# help me with chain link fence



## union (Sep 26, 2004)

iam going to do an enclosure 16x8 feet anyone knows how to charge for square feet of chain link fence thank you very much.


----------



## Teetorbilt (Feb 12, 2004)

Is it 16 ft X 8 ft high? 16ft X 8ft wide X H? Where are you and what is code there?


----------



## union (Sep 26, 2004)

*about fence*



Teetorbilt said:


> Is it 16 ft X 8 ft high? 16ft X 8ft wide X H? Where are you and what is code there?

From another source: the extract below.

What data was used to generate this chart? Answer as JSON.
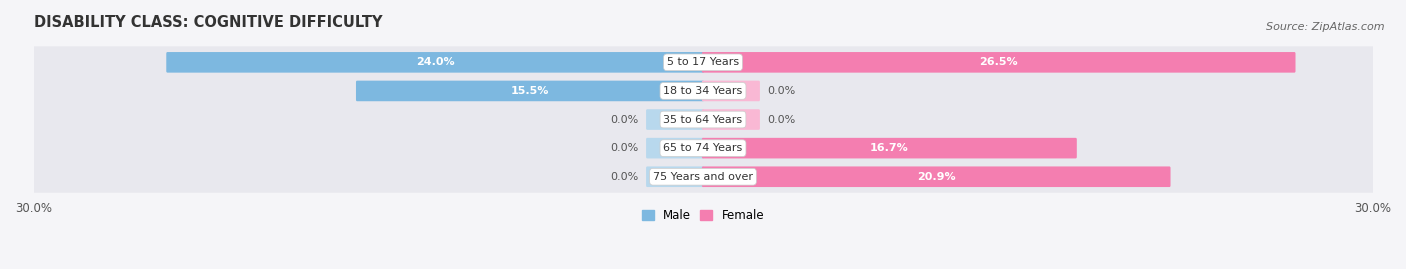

iam in california the enclosure will be square the H is 6 feet


----------



## gslawncare (Dec 16, 2004)

How the hell do you expect to run a business if you can't price your own work, how about I come out to wherever your from and do it for you. NANCY!!! fences are tedious and you'll need a hand, possibly two when you stretch the chain link. Why not pitch a cedar or something nice, chain link is ghetto. You gotta take into account how many gates, special consideration around trees and your ease of drilling in corners and around the home. It's cold in the Chi, now you got me all excited, I think I go land me 1000 footer. Do you have to take out the old posts, use the old ones, are you replacing the top rail. Just a ball park I'd say around $8-10 per foot. rolls are like 80 bucks and rails are like 10bucks a peice you should make about 3 bucks a foot. Have fun, remember the rails always stay on the owners side, NANCY


----------